Isso, porém, não significa que o degelo na Antártida e no Ártico não terá consequências extremas para o planeta, aponta o segundo estudo publicado na Nature. “Sob as atuais políticas governamentais globais, estamos caminhando para um aumento de temperatura entre 3 ou 4 graus Celsius acima dos níveis pré-industriais, fazendo com que uma quantidade significativa de gelo derretido da Groenlândia e da Antártida deságue nos oceanos da Terra. De acordo com nossos modelos, essa água causará interrupções significativas nas correntes oceânicas e aumento no aquecimento em todo o mundo”, disse, em nota, Nick Golledge, do Centro de Pesquisa Antártica da Universidade Victoria, em Wellington, na Nova Zelândia.
A equipe de pesquisadores liderada por ele combinou simulações detalhadas dos efeitos climáticos complexos associados ao derretimento com observações por satélite de mudanças recentes nas camadas de gelo.

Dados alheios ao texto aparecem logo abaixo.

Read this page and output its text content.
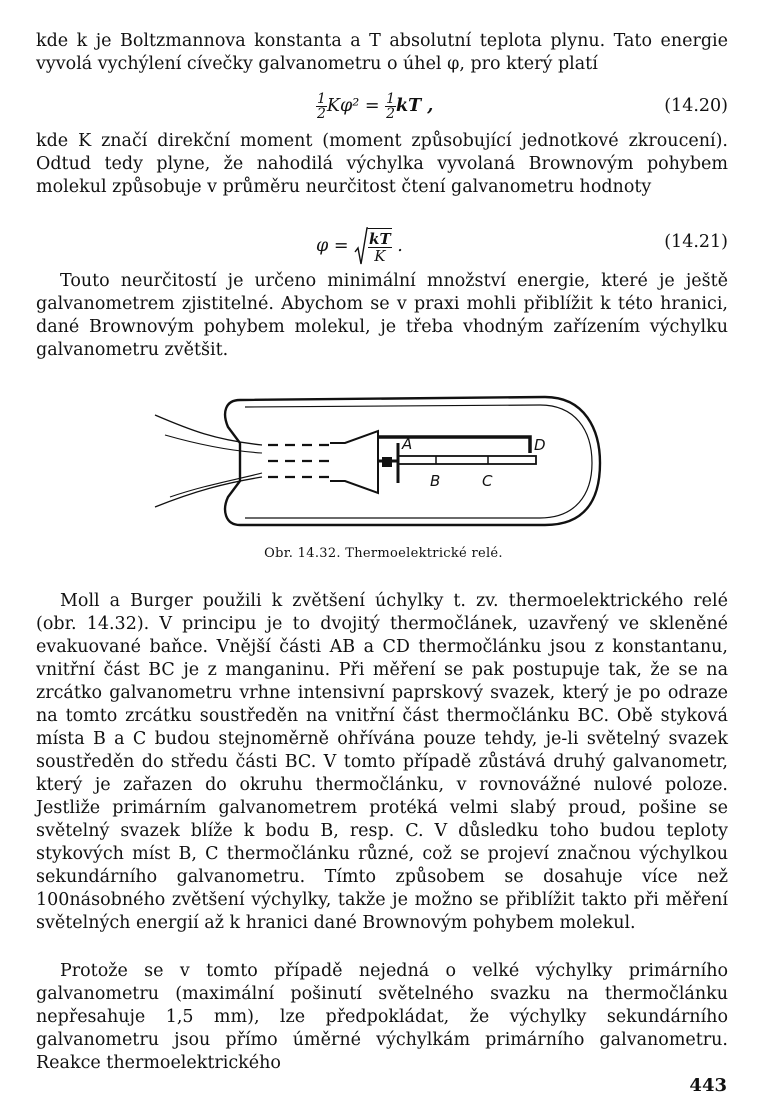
kde k je Boltzmannova konstanta a T absolutní teplota plynu. Tato energie vyvolá vychýlení cívečky galvanometru o úhel φ, pro který platí

$\frac{1}{2} K\varphi^2 = \frac{1}{2}$ kT ,	(14.20)

kde K značí direkční moment (moment způsobující jednotkové zkroucení). Odtud tedy plyne, že nahodilá výchylka vyvolaná Brownovým pohybem molekul způsobuje v průměru neurčitost čtení galvanometru hodnoty

$\varphi = \frac{kT}{K}$ .	(14.21)

Touto neurčitostí je určeno minimální množství energie, které je ještě galvanometrem zjistitelné. Abychom se v praxi mohli přiblížit k této hranici, dané Brownovým pohybem molekul, je třeba vhodným zařízením výchylku galvanometru zvětšit.

A
B	C
D
Obr. 14.32. Thermoelektrické relé.

Moll a Burger použili k zvětšení úchylky t. zv. thermoelektrického relé (obr. 14.32). V principu je to dvojitý thermočlánek, uzavřený ve skleněné evakuované baňce. Vnější části AB a CD thermočlánku jsou z konstantanu, vnitřní část BC je z manganinu. Při měření se pak postupuje tak, že se na zrcátko galvanometru vrhne intensivní paprskový svazek, který je po odraze na tomto zrcátku soustředěn na vnitřní část thermočlánku BC. Obě styková místa B a C budou stejnoměrně ohřívána pouze tehdy, je-li světelný svazek soustředěn do středu části BC. V tomto případě zůstává druhý galvanometr, který je zařazen do okruhu thermočlánku, v rovnovážné nulové poloze. Jestliže primárním galvanometrem protéká velmi slabý proud, pošine se světelný svazek blíže k bodu B, resp. C. V důsledku toho budou teploty stykových míst B, C thermočlánku různé, což se projeví značnou výchylkou sekundárního galvanometru. Tímto způsobem se dosahuje více než 100násobného zvětšení výchylky, takže je možno se přiblížit takto při měření světelných energií až k hranici dané Brownovým pohybem molekul.

Protože se v tomto případě nejedná o velké výchylky primárního galvanometru (maximální pošinutí světelného svazku na thermočlánku nepřesahuje 1,5 mm), lze předpokládat, že výchylky sekundárního galvanometru jsou přímo úměrné výchylkám primárního galvanometru. Reakce thermoelektrického

443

Como resultado, os cientistas conseguiram criar previsões mais confiáveis e precisas do que ocorrerá considerando as atuais políticas climáticas, segundo Golledge.
Impactos generalizados
As simulações sugerem que o aumento mais rápido na elevação do nível do mar provavelmente ocorrerá entre 2065 e 2075. O derretimento das camadas geladas afetará a temperatura da água e os padrões de circulação nos oceanos, com consequência direta na temperatura do ar. Esses efeitos não serão sentidos de maneira uniforme. “Os níveis de água não se elevam como em uma banheira”, explica Natalya Gomez, pesquisadora do Departamento de Ciências da Terra e Planetárias da Universidade de McGill, no Canadá, que participou do estudo. “Algumas áreas do mundo, como as nações insulares do Pacífico, sofrerão um grande aumento no nível do mar, enquanto que nas regiões próximas aos polos o nível do mar cairá”, diz.
No entanto, os efeitos do derretimento das placas de gelo são muito mais generalizados do que simplesmente elevar ou reduzir o nível do mar, afirmam os pesquisadores. Os modelos indicam que as principais correntes oceânicas, como a do Golfo, ficarão enfraquecidas. Como consequência, a temperatura atmosférica ficará mais alta no Ártico, no leste do Canadá e na América Central, e as temperaturas mais baixas atingirão o noroeste da Europa, do outro lado do Atlântico.
De acordo com os pesquisadores, esse fenômeno não foi considerado quando se estabeleceram as metas do Acordo de Paris. No estudo, eles destacam que, mesmo que os países cumpram com o prometido no documento, que pretende reduzir as emissões de gases efeito estufa, isso não será suficiente para evitar as alterações nas correntes oceânicas.
Segue padrão de aquecimento
A Agência Espacial Norte-Americana (Nasa) anunciou na quarta-feira (6/2) que a temperatura média da superfície do planeta registrada em 2018 foi a mais alta dos últimos 140 anos, quando se iniciaram os registros do tipo. O ano passado só foi superado por 2016, 2017 e 2015, por ordem decrescente de temperatura, o que significa um padrão de aquecimento ano a ano. “Já não estamos falando de uma situação em que o aquecimento global é algo futuro. Está ocorrendo aqui, agora”, disse Gavin A. Schmidt, diretor do Instituto Goddar de Estudos Espaciais da Nasa, responsável pela análise. Em 2018, o termômetro marcou 0,83 grau Celsius acima do documentado entre 1951 e 1980, mostrou o trabalho. Desde 1880, o planeta ficou 1ºC mais quente, devido às emissões de dióxido de carbono, explicou Schmidt.